Hekla Magnúsdóttir, da Reykjavik, è una specialista dello strumento, e questo strumento è il theremin. Turnar è il suo terzo album per Phantom Limb, a oggi il più ambizioso e calibrato, e deve titolo alla torre di un castello medievale nella Francia rurale, dov’è stato in parte registrato. Partendo da background classico e spinta all’avanguardia, le sue creazioni saltano il fosso tra soundscape e composizione, arricchita con sporadici vocalizzi eterei (“Var”, nel complesso però minacciosa), violoncello (“Ólga”) e l’organo da chiesa suonato dal connazionale Kristján Hrannar (“Kyrrð”). A fare da cornice, atmosfere ovviamente gotiche eppure aliene. Lei stessa, inserita nel 2020 in una delle playlist curate da PJ Harvey, afferma che il suono del theremin apre un portale in un nuovo regno che guarda sia a un oscuro mondo antico sia al futuro.

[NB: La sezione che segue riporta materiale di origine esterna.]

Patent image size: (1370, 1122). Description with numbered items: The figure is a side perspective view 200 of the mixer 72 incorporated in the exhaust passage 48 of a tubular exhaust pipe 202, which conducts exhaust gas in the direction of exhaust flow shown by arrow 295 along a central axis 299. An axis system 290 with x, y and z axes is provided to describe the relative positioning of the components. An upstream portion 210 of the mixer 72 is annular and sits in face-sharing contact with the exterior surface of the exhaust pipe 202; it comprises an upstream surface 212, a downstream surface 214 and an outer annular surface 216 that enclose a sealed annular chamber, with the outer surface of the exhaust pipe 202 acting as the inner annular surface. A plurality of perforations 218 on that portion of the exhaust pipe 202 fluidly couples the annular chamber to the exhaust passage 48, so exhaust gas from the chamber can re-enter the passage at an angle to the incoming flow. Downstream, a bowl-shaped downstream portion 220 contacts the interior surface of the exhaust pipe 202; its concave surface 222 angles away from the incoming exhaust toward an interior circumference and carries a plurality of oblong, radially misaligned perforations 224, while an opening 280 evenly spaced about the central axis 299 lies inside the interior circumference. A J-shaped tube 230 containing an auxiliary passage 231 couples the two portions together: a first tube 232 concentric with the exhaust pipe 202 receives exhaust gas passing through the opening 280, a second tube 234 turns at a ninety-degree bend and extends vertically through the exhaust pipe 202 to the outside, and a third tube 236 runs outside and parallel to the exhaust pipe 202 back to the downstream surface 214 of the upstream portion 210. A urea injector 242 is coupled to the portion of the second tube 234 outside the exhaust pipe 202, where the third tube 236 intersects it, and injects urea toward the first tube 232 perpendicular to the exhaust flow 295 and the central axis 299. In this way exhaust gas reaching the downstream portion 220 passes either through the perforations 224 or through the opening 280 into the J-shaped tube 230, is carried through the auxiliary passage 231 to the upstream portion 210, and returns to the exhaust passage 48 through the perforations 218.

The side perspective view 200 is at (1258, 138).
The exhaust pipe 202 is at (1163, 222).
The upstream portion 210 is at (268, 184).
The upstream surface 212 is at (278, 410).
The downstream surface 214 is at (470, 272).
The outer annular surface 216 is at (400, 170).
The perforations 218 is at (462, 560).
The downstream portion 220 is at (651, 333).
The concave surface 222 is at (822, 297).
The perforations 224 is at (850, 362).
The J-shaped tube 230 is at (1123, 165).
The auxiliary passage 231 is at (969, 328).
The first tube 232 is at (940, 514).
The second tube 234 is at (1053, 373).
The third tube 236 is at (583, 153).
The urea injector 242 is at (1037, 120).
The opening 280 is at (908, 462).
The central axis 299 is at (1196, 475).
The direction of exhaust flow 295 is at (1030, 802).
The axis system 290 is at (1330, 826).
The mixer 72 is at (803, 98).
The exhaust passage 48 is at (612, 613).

A ben guardare, in copertina c’è qualcosa di vivo, forse un cuore xenomorfo, che anziché battere ci spia.  Che si tenti di mettere a fuoco la direzione in cui procedono le singole onde elettroniche, ipnotizzanti, oppure si apprezzi il disegno d’ascolto nella sua interezza, è proprio questa oscillazione tra ritualità esoterica e senso del mistero da X-Files a incrementare il fascino di brani divenuti imponenti nel loro procedere al rallentatore, modellati da un dark slime di ghiaccio ambient, con feedback crepitanti di drone (“Gráminn”), con le antenne pronte a captare lampi di energia e mareggiate di armonie (“Ókyrrð”). Hekla tira fuori magia da ciò che di fatto non tocca, ma qui è tutta una questione di contatto, decisamente sovrannaturale.